Desperately seeking Henk en Ingrid

by Marja Vuijsje | Monday 6 June 2011 1:28 pm

De laatste keer dat ik Anil Ramdas zag deed hij mij afwisselend denken aan de gesoigneerde Palestijns-Amerikaanse literatuurwetenschapper Edward Said en de beschonken butler uit Dinner for One. Het was in De Balie en alle tafelgenoten die door hem werden vergast op een overdaad aan anekdotes over films die hij had gezien, boeken die hij had gelezen en kosmopolitische denkers die hij had ontmoet, vroegen zich af of hij nog wel in staat zou zijn deel te nemen aan het gesprek dat in de grote zaal van het cultureel centrum zou plaatsvinden.

Eenmaal op het podium wist Ramdas zulke fantastische volzinnen te produceren, dat hij zich zelf ook leek te verbazen over zijn vermogen een dubbele tong te transformeren in een adequaat functionerend vervoermiddel van taal. Met de beschaafde intonatie van een intellectueel die de gebaande paden probeert te mijden, poneerde hij zijn ideeën over Nederland als (post)koloniale natie, de opkomst van het anti-moslim-populisme en de heimwee van de migrant. En net zoals die butler uit Dinner for One er steeds weer in slaagde over een tijgerkop te struikelen en toch overeind te blijven, leek het erop dat de details waarin Ramdas zich dreigde te verliezen geen afbreuk deden aan zijn verhaal.

Tijdens het lezen van Badal verging het mij zoals op die avond in De Balie. Steeds als ik begon te vrezen dat Ramdas’ debuutroman zou verzanden in dronkemansgezwets, wist Ramdas mij toch weer te overtuigen van zijn consistentie. En gelukkig was ik ook al snel verlost van de neiging het verhaal van Badal te houden voor de strikt persoonlijke levensgeschiedenis van Ramdas zelf – misschien omdat ik niet zo geïnteresseerd ben in zijn privéleven, misschien omdat ik over veel onderwerpen die hij aansnijdt hetzelfde denk als hij, maar in elk geval omdat het boek zo meeslepend geschreven is dat ik het in één adem uitlas.

Zoals alle personages in Badal zijn gemodelleerd naar bestaande personen, lijkt de hoofdpersoon op Anil Ramdas zelf. Badal is een Hindoestaans-Surinaamse onderwijzerszoon die eind jaren zeventig naar Nederland komt om te studeren. Als product van de verheffingsgedachte van zijn ouders en van de Nederlandse leraren die hem in Suriname hebben opgeleid, denkt hij dat de wereld openstaat voor wie kennis vergaart en daarbij verder wil kijken dan het eigen erf.
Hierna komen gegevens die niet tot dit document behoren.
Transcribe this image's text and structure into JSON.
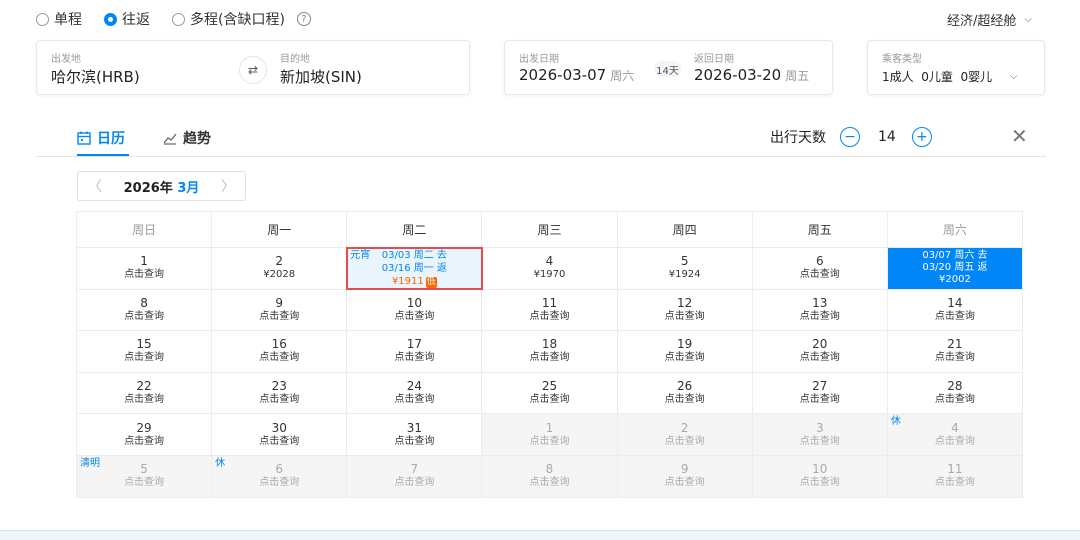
{
  "trip_types": [
    {
      "label": "单程",
      "selected": false
    },
    {
      "label": "往返",
      "selected": true
    },
    {
      "label": "多程(含缺口程)",
      "selected": false
    }
  ],
  "cabin": "经济/超经舱",
  "origin": {
    "label": "出发地",
    "value": "哈尔滨(HRB)"
  },
  "destination": {
    "label": "目的地",
    "value": "新加坡(SIN)"
  },
  "depart": {
    "label": "出发日期",
    "date": "2026-03-07",
    "weekday": "周六"
  },
  "return": {
    "label": "返回日期",
    "date": "2026-03-20",
    "weekday": "周五"
  },
  "duration": "14天",
  "passengers": {
    "label": "乘客类型",
    "value": "1成人  0儿童  0婴儿"
  },
  "tabs": [
    {
      "label": "日历"
    },
    {
      "label": "趋势"
    }
  ],
  "trip_days": {
    "label": "出行天数",
    "value": "14",
    "minus": "−",
    "plus": "+"
  },
  "month_selector": {
    "year": "2026年",
    "month": "3月"
  },
  "weekdays": [
    "周日",
    "周一",
    "周二",
    "周三",
    "周四",
    "周五",
    "周六"
  ],
  "cell_default_price": "点击查询",
  "highlight_cell": {
    "tag": "元宵",
    "line1": "03/03 周二 去",
    "line2": "03/16 周一 返",
    "price": "¥1911",
    "badge": "低"
  },
  "selected_cell": {
    "line1": "03/07 周六 去",
    "line2": "03/20 周五 返",
    "price": "¥2002"
  },
  "weeks": [
    [
      {
        "d": "1",
        "p": "点击查询"
      },
      {
        "d": "2",
        "p": "¥2028"
      },
      {
        "special": "highlight"
      },
      {
        "d": "4",
        "p": "¥1970"
      },
      {
        "d": "5",
        "p": "¥1924"
      },
      {
        "d": "6",
        "p": "点击查询"
      },
      {
        "special": "selected"
      }
    ],
    [
      {
        "d": "8",
        "p": "点击查询"
      },
      {
        "d": "9",
        "p": "点击查询"
      },
      {
        "d": "10",
        "p": "点击查询"
      },
      {
        "d": "11",
        "p": "点击查询"
      },
      {
        "d": "12",
        "p": "点击查询"
      },
      {
        "d": "13",
        "p": "点击查询"
      },
      {
        "d": "14",
        "p": "点击查询"
      }
    ],
    [
      {
        "d": "15",
        "p": "点击查询"
      },
      {
        "d": "16",
        "p": "点击查询"
      },
      {
        "d": "17",
        "p": "点击查询"
      },
      {
        "d": "18",
        "p": "点击查询"
      },
      {
        "d": "19",
        "p": "点击查询"
      },
      {
        "d": "20",
        "p": "点击查询"
      },
      {
        "d": "21",
        "p": "点击查询"
      }
    ],
    [
      {
        "d": "22",
        "p": "点击查询"
      },
      {
        "d": "23",
        "p": "点击查询"
      },
      {
        "d": "24",
        "p": "点击查询"
      },
      {
        "d": "25",
        "p": "点击查询"
      },
      {
        "d": "26",
        "p": "点击查询"
      },
      {
        "d": "27",
        "p": "点击查询"
      },
      {
        "d": "28",
        "p": "点击查询"
      }
    ],
    [
      {
        "d": "29",
        "p": "点击查询"
      },
      {
        "d": "30",
        "p": "点击查询"
      },
      {
        "d": "31",
        "p": "点击查询"
      },
      {
        "d": "1",
        "p": "点击查询",
        "other": true
      },
      {
        "d": "2",
        "p": "点击查询",
        "other": true
      },
      {
        "d": "3",
        "p": "点击查询",
        "other": true
      },
      {
        "d": "4",
        "p": "点击查询",
        "other": true,
        "tag": "休"
      }
    ],
    [
      {
        "d": "5",
        "p": "点击查询",
        "other": true,
        "tag": "清明"
      },
      {
        "d": "6",
        "p": "点击查询",
        "other": true,
        "tag": "休"
      },
      {
        "d": "7",
        "p": "点击查询",
        "other": true
      },
      {
        "d": "8",
        "p": "点击查询",
        "other": true
      },
      {
        "d": "9",
        "p": "点击查询",
        "other": true
      },
      {
        "d": "10",
        "p": "点击查询",
        "other": true
      },
      {
        "d": "11",
        "p": "点击查询",
        "other": true
      }
    ]
  ]
}
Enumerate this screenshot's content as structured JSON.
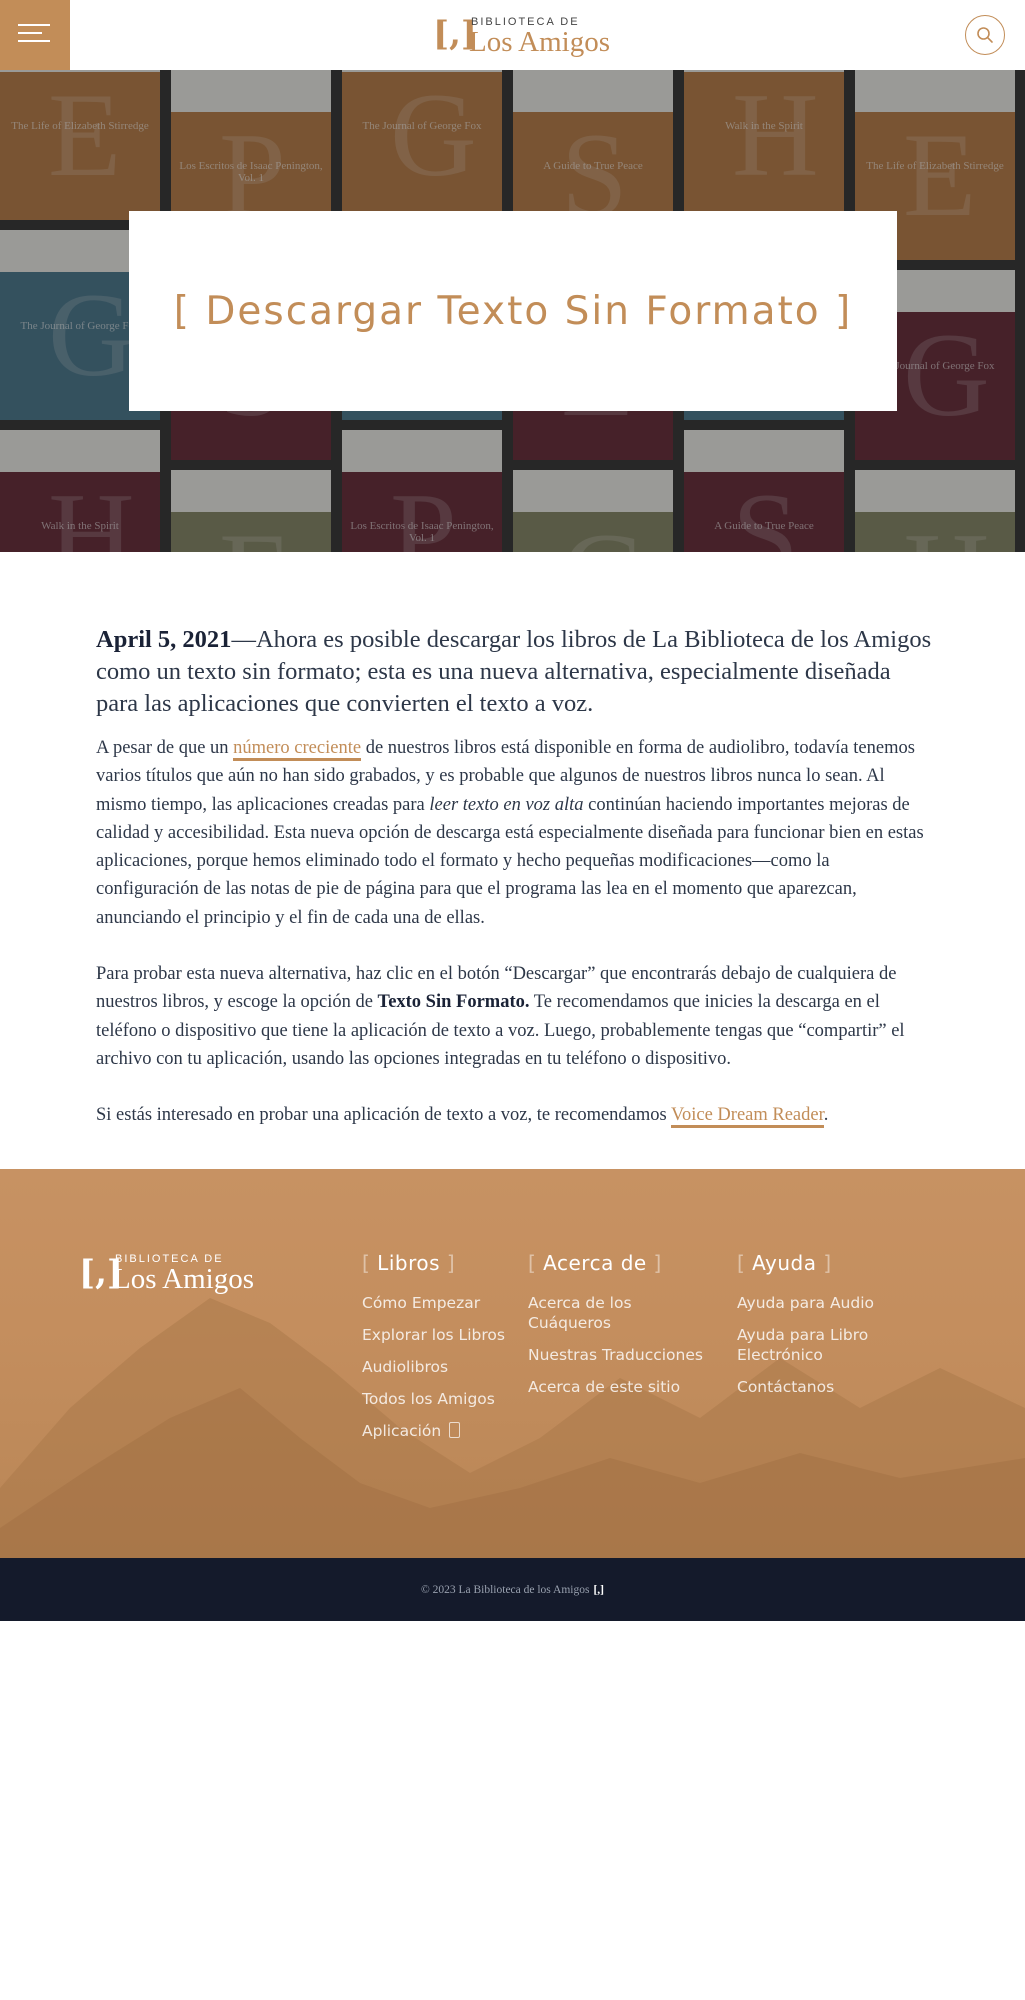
{
  "header": {
    "logo_small": "BIBLIOTECA DE",
    "logo_big": "Los Amigos",
    "logo_mark": "[,]",
    "menu_icon": "hamburger-icon",
    "search_icon": "search-icon",
    "accent_color": "#c28d58"
  },
  "hero": {
    "title": "[ Descargar Texto Sin Formato ]",
    "background_books": [
      {
        "title": "The Life of Elizabeth Stirredge",
        "letter": "E"
      },
      {
        "title": "The Journal of George Fox",
        "letter": "G"
      },
      {
        "title": "Walk in the Spirit",
        "letter": "H"
      },
      {
        "title": "Los Escritos de Isaac Penington, Vol. 1",
        "letter": "P"
      },
      {
        "title": "A Guide to True Peace",
        "letter": "S"
      }
    ]
  },
  "article": {
    "date": "April 5, 2021",
    "lead": "—Ahora es posible descargar los libros de La Biblioteca de los Amigos como un texto sin formato; esta es una nueva alternativa, especialmente diseñada para las aplicaciones que convierten el texto a voz.",
    "p1_a": "A pesar de que un ",
    "p1_link": "número creciente",
    "p1_b": " de nuestros libros está disponible en forma de audiolibro, todavía tenemos varios títulos que aún no han sido grabados, y es probable que algunos de nuestros libros nunca lo sean. Al mismo tiempo, las aplicaciones creadas para ",
    "p1_em": "leer texto en voz alta",
    "p1_c": " continúan haciendo importantes mejoras de calidad y accesibilidad. Esta nueva opción de descarga está especialmente diseñada para funcionar bien en estas aplicaciones, porque hemos eliminado todo el formato y hecho pequeñas modificaciones—como la configuración de las notas de pie de página para que el programa las lea en el momento que aparezcan, anunciando el principio y el fin de cada una de ellas.",
    "p2_a": "Para probar esta nueva alternativa, haz clic en el botón “Descargar” que encontrarás debajo de cualquiera de nuestros libros, y escoge la opción de ",
    "p2_strong": "Texto Sin Formato.",
    "p2_b": " Te recomendamos que inicies la descarga en el teléfono o dispositivo que tiene la aplicación de texto a voz. Luego, probablemente tengas que “compartir” el archivo con tu aplicación, usando las opciones integradas en tu teléfono o dispositivo.",
    "p3_a": "Si estás interesado en probar una aplicación de texto a voz, te recomendamos ",
    "p3_link": "Voice Dream Reader",
    "p3_b": "."
  },
  "footer": {
    "logo_small": "BIBLIOTECA DE",
    "logo_big": "Los Amigos",
    "logo_mark": "[,]",
    "col1": {
      "heading": "Libros",
      "items": [
        "Cómo Empezar",
        "Explorar los Libros",
        "Audiolibros",
        "Todos los Amigos",
        "Aplicación"
      ]
    },
    "col2": {
      "heading": "Acerca de",
      "items": [
        "Acerca de los Cuáqueros",
        "Nuestras Traducciones",
        "Acerca de este sitio"
      ]
    },
    "col3": {
      "heading": "Ayuda",
      "items": [
        "Ayuda para Audio",
        "Ayuda para Libro Electrónico",
        "Contáctanos"
      ]
    },
    "copyright": "© 2023 La Biblioteca de los Amigos",
    "copyright_mark": "[,]"
  }
}
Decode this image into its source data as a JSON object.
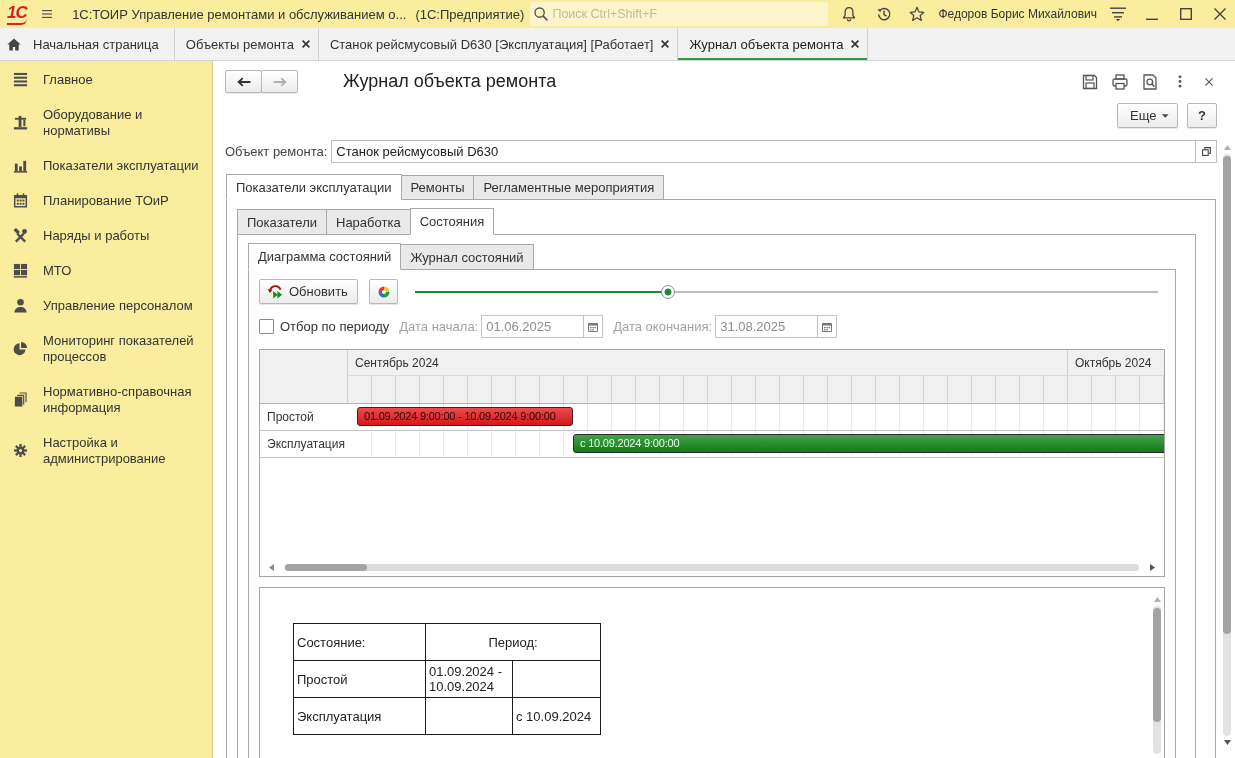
{
  "app_bar": {
    "logo": "1С",
    "title": "1С:ТОИР Управление ремонтами и обслуживанием о...",
    "platform": "(1С:Предприятие)",
    "search": {
      "placeholder": "Поиск Ctrl+Shift+F"
    },
    "user": "Федоров Борис Михайлович"
  },
  "open_tabs": [
    {
      "label": "Начальная страница",
      "kind": "home",
      "selected": false
    },
    {
      "label": "Объекты ремонта",
      "kind": "closable",
      "selected": false
    },
    {
      "label": "Станок рейсмусовый D630 [Эксплуатация] [Работает]",
      "kind": "closable",
      "selected": false
    },
    {
      "label": "Журнал объекта ремонта",
      "kind": "closable",
      "selected": true
    }
  ],
  "sidebar": {
    "items": [
      {
        "label": "Главное",
        "selected": false
      },
      {
        "label": "Оборудование и нормативы",
        "selected": false
      },
      {
        "label": "Показатели эксплуатации",
        "selected": false
      },
      {
        "label": "Планирование ТОиР",
        "selected": false
      },
      {
        "label": "Наряды и работы",
        "selected": false
      },
      {
        "label": "МТО",
        "selected": false
      },
      {
        "label": "Управление персоналом",
        "selected": false
      },
      {
        "label": "Мониторинг показателей процессов",
        "selected": false
      },
      {
        "label": "Нормативно-справочная информация",
        "selected": false
      },
      {
        "label": "Настройка и администрирование",
        "selected": false
      }
    ]
  },
  "form": {
    "nav": [
      {
        "kind": "back",
        "disabled": false
      },
      {
        "kind": "forward",
        "disabled": true
      }
    ],
    "title": "Журнал объекта ремонта",
    "more_button": "Еще",
    "help_button": "?",
    "object_field": {
      "label": "Объект ремонта:",
      "value": "Станок рейсмусовый D630"
    },
    "tabs": [
      {
        "label": "Показатели эксплуатации",
        "selected": true
      },
      {
        "label": "Ремонты",
        "selected": false
      },
      {
        "label": "Регламентные мероприятия",
        "selected": false
      }
    ],
    "subtabs": [
      {
        "label": "Показатели",
        "selected": false
      },
      {
        "label": "Наработка",
        "selected": false
      },
      {
        "label": "Состояния",
        "selected": true
      }
    ],
    "view_tabs": [
      {
        "label": "Диаграмма состояний",
        "selected": true
      },
      {
        "label": "Журнал состояний",
        "selected": false
      }
    ],
    "toolbar": {
      "refresh_button": "Обновить",
      "scale_slider": {
        "level": 0.34
      }
    },
    "period_filter": {
      "label": "Отбор по периоду",
      "checked": false,
      "start": {
        "label": "Дата начала:",
        "value": "01.06.2025",
        "disabled": true
      },
      "end": {
        "label": "Дата окончания:",
        "value": "31.08.2025",
        "disabled": true
      }
    },
    "gantt": {
      "months": [
        "Сентябрь 2024",
        "Октябрь 2024"
      ],
      "rows": [
        {
          "label": "Простой",
          "bar": {
            "text": "01.09.2024 9:00:00 - 10.09.2024 9:00:00",
            "color": "#e8191b"
          }
        },
        {
          "label": "Эксплуатация",
          "bar": {
            "text": "с 10.09.2024 9:00:00",
            "color": "#11861a"
          }
        }
      ]
    },
    "report": {
      "headers": [
        "Состояние:",
        "Период:"
      ],
      "rows": [
        {
          "state": "Простой",
          "column_2": "01.09.2024 - 10.09.2024"
        },
        {
          "state": "Эксплуатация",
          "column_3": "с 10.09.2024"
        }
      ]
    }
  }
}
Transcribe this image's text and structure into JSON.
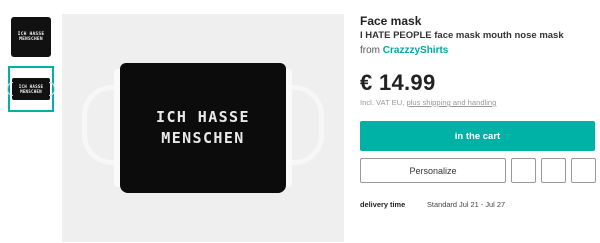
{
  "thumbnails": [
    {
      "text_line1": "ICH HASSE",
      "text_line2": "MENSCHEN",
      "active": false
    },
    {
      "text_line1": "ICH HASSE",
      "text_line2": "MENSCHEN",
      "active": true
    }
  ],
  "main_image": {
    "text_line1": "ICH HASSE",
    "text_line2": "MENSCHEN"
  },
  "product": {
    "type": "Face mask",
    "title": "I HATE PEOPLE face mask mouth nose mask",
    "from_label": "from",
    "shop": "CrazzzyShirts",
    "price": "€ 14.99",
    "vat_prefix": "Incl. VAT EU,",
    "vat_link": "plus shipping and handling"
  },
  "actions": {
    "cart_label": "in the cart",
    "personalize_label": "Personalize"
  },
  "delivery": {
    "label": "delivery time",
    "value": "Standard Jul 21 - Jul 27"
  },
  "colors": {
    "accent": "#00b2a5",
    "mask": "#0c0c0c",
    "background": "#efefef"
  }
}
In het land waar hij had verwacht zich te kunnen laven aan intellectuelen die in hem een geestverwant zouden zien, houdt hij zich als journalist en als sociaal wetenschapper bezig met migranten en asielzoekers. Zijn stijl is daarbij ongebruikelijk. In de beschouwende artikelen die hij schrijft citeert hij liever Flaubert of een karakter uit een speelfilm dan een of andere woordvoerder uit het kleine, gesubsidieerde minderhedencircuit en hij identificeert zich eerder met de op Trinidad geboren schrijver V.S. Naipaul – die in zijn boeken de schaduwzijden beschrijft van ‘de eigen cultuur’ van Afrikanen en Aziaten – dan met migranten in Nederland die hun oude tradities koesteren. Badal ziet zichzelf als kosmopolitisch denker in de dop, niet als representant van de gemeenschap waaruit hij voort is gekomen.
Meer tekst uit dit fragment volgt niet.